David Toledo Niz hat im Parlament von den Kanarischen Inseln die Haltung der Regionalregierung zur geplanten Sonderfinanzierung für Katalonien durch die spanische Zentralregierung hinterfragt. Der Vorsitzende der nationalistischen Fraktion erklärte, dass eine solche Regelung die Kanaren um 2500 Millionen Euro im Haushalt bringen würde. Laut Toledo würde dadurch jeder Einwohner des Archipels mehr als 1100 Euro verlieren. Er betonte, dass die Sonderfinanzierung nicht nur die Bereiche Gesundheit, Bildung und Infrastruktur auf den Kanaren beeinträchtige, sondern auch das Sondersteuerregime (REF) und die Würde der Bevölkerung. Toledo kritisierte zudem, dass der kanarische Sozialisten-Minister Ángel Víctor Torres das katalanische Abkommen unterschrieben habe, das die Kanaren benachteilige.

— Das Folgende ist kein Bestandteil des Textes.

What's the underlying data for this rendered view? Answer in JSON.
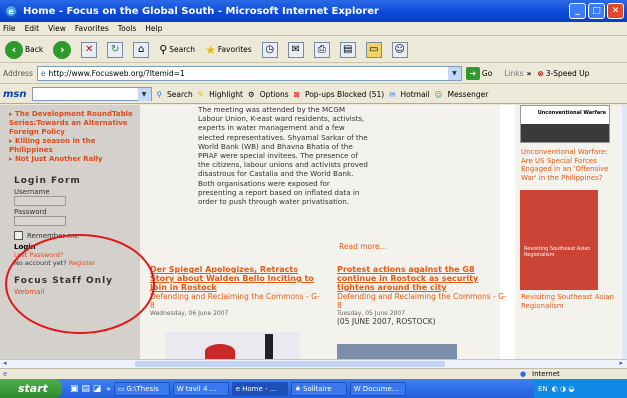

Der Abgeordnete der Coalición Canaria warf Torres vor, die Interessen der Kanaren zu verraten und warnte davor, mehr als 2000 Millionen Euro im Haushalt zu verlieren. Toledo forderte den Präsidenten der Kanaren auf, sich entschieden gegen das Abkommen zu stellen. Er schlug vor, gemeinsam mit anderen Parteien ein Bündnis zu schmieden, ähnlich wie bereits in der Migrationspolitik, um die Kanaren geeint gegenüber der Zentralregierung zu vertreten.
Finanzierungskonflikt zwischen Kanaren und Zentralregierung
Für den Präsidenten der Kanaren, Fernando Clavijo, ist ein breites Bündnis gegen die geplante Sonderfinanzierung für Katalonien unerlässlich. Clavijo äußerte seine Sorge über die Verletzung des Gleichheitsgrundsatzes im Staat und kritisierte das Schweigen der kanarischen Sozialisten zu diesem Thema. Er betonte, dass es um die Existenzgrundlage der Region gehe.
Clavijo zeigte sich zuversichtlich, Unterstützung aus anderen Teilen Spaniens zu gewinnen, um gemeinsam gegen die geplante Regelung vorzugehen. Er kündigte an, Ende August ein Gipfeltreffen einzuberufen, um eine einheitliche Strategie gegen die Sonderfinanzierung zu entwickeln. Dieses Thema sei für die Kanarischen Inseln von entscheidender Bedeutung.